Knecht Hansjörg · Ständerat · 2022-09-21
Knecht Hansjörg · Ständerat · Aargau · Fraktion der Schweizerischen Volkspartei · 2022-09-21
Wortprotokoll
Die Schweiz hat bereits über 60[NB]000 Personen aus der Ukraine den Schutzstatus S verliehen. Dabei ist unbestritten, dass ukrainischen Flüchtlingen, welche aufgrund von Kampfhandlungen nicht in ihre Heimat zurückkehren können, Schutz gewährt werden muss. Dies darf allerdings nicht dazu führen, dass der Schutzstatus S als Mittel zur Wirtschaftsmigration in die Schweiz missbraucht wird. Um sicherzustellen, dass der S-Status seine eigentliche Funktion - nämlich Kriegsvertriebenen, welche in ihrem eigenen Land keinen Schutz finden können, vorübergehend Schutz zu gewähren - so gut als möglich erfüllt, sollte der Kreis der Begünstigten auf ukrainische Staatsangehörige und durch die Ukraine anerkannte Asylbewerber beschränkt werden.
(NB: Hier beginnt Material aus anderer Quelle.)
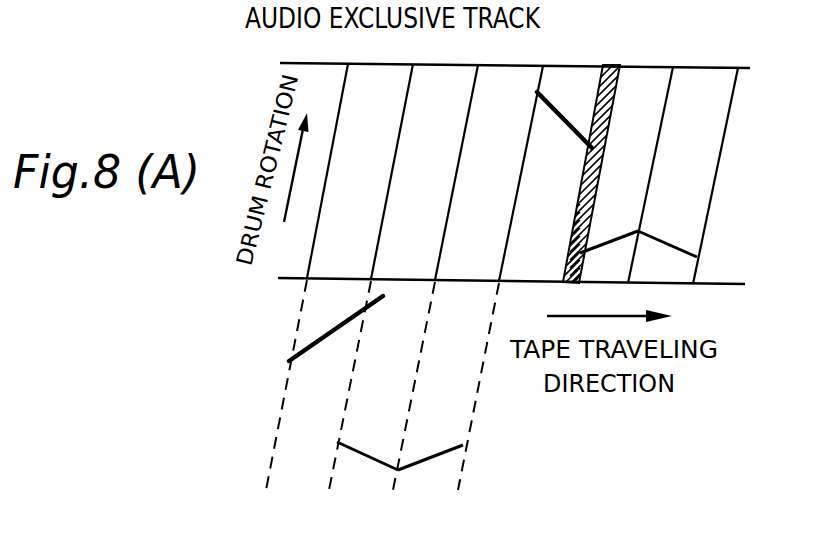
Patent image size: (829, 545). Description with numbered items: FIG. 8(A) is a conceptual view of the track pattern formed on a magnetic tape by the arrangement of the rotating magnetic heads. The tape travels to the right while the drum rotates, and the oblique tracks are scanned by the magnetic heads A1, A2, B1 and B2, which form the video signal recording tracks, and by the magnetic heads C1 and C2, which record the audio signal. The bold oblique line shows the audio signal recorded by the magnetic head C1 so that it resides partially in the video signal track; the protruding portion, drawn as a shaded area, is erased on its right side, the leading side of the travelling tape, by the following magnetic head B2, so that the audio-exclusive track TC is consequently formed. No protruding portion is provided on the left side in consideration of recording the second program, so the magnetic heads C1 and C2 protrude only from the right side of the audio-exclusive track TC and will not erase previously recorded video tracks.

The audio-exclusive track TC is at (591, 68).
The magnetic head C1 is at (576, 126).
The magnetic head C2 is at (320, 338).
The magnetic head A1 is at (669, 240).
The magnetic head A2 is at (432, 451).
The magnetic head B1 is at (370, 453).
The magnetic head B2 is at (609, 240).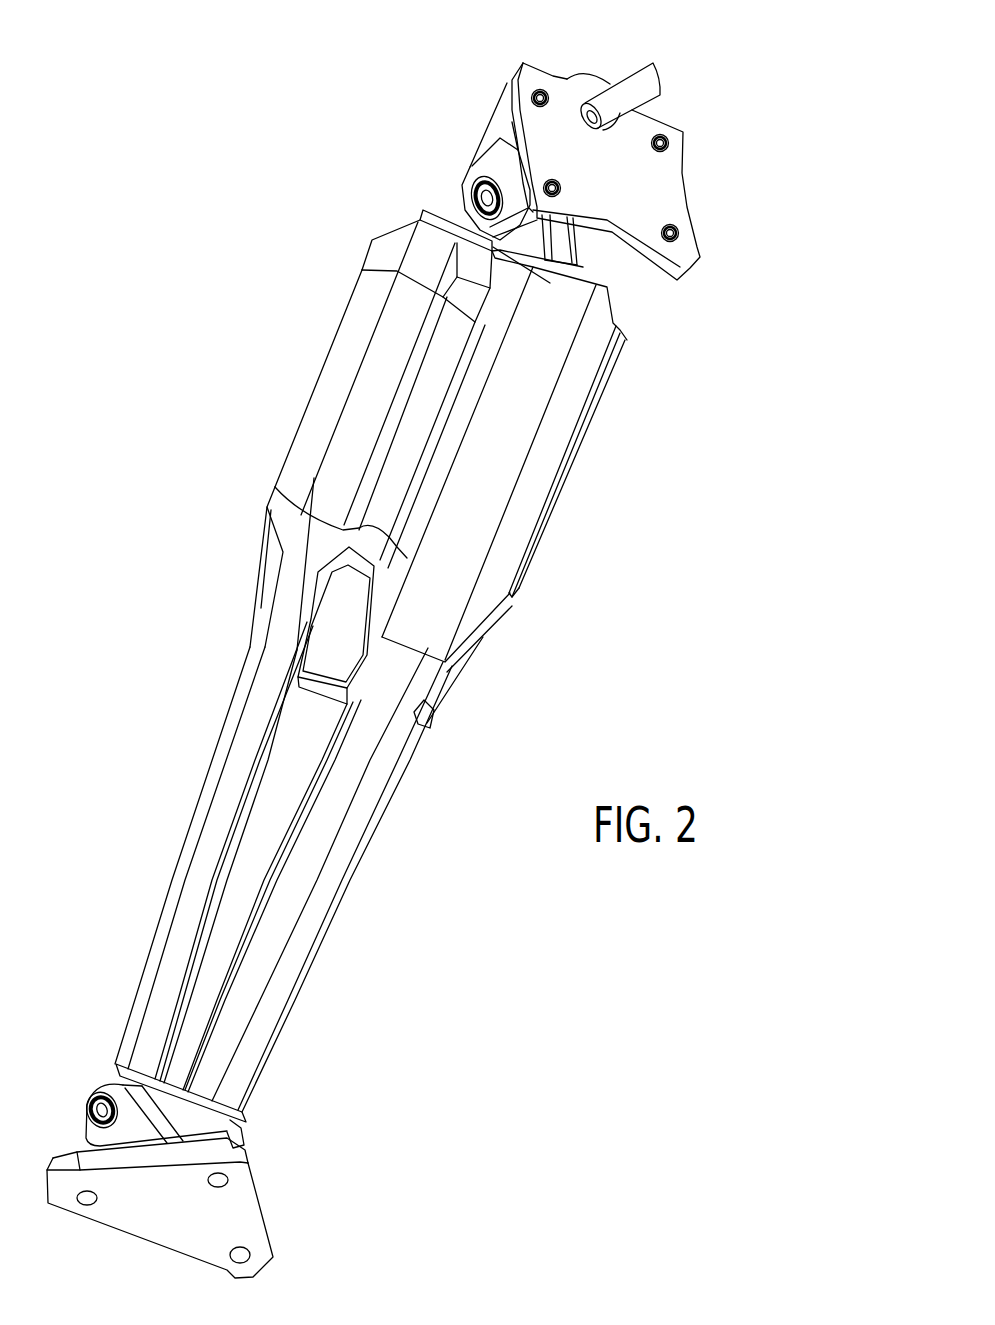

Der Bundesrat schreibt in seiner Stellungnahme zur Motion 22.3518, dass lediglich etwa 4 Prozent der Personen mit Status S nicht über die ukrainische Staatsbürgerschaft verfügen. Das sind aber, gemessen an den über 60[NB]000 Personen, bereits fast 2500 Personen. Ich möchte zudem nochmals betonen, dass die Motion neben ukrainischen Staatsbürgern auch in der Ukraine anerkannte Flüchtlinge nicht betrifft. Keinen Schutzstatus S sollen lediglich Personen aus Drittstaaten ohne vorhergehenden Flüchtlingsstatus erhalten, denn diesen Personen sollte es doch möglich sein, zumindest während des Krieges in der Ukraine in ihr Heimatland zurückzukehren.
Wie das Staatssekretariat für Migration in einem Faktenblatt zum Schutzstatus S schreibt, handelt es sich um einen rückkehrorientierten Status. Es ist also eine temporäre Bewilligung zum Aufenthalt in der Schweiz. Es ist daher nicht nachvollziehbar, weshalb bei Personen ohne ukrainische Staatsbürgerschaft oder Flüchtlingsstatus in der Ukraine keine dauerhafte Rückkehr in ihre Heimat gewährleistet sein soll.
Der Schutzstatus S ist schliesslich auch nicht auf Dauer angelegt. Sollte diesen Personen auch nach einem temporären Aufenthalt eine Rückkehr in ihr Herkunftsland aus individuellen Gründen tatsächlich nicht möglich sein, steht es ihnen auch bei Annahme der Motion weiterhin frei, ein Asylgesuch zu stellen. Eine Gewährung des privilegierten Schutzstatus S ist aber bei Personen aus sicheren Herkunftsländern nicht angebracht.
Daher bitte ich Sie um Unterstützung meiner Motion.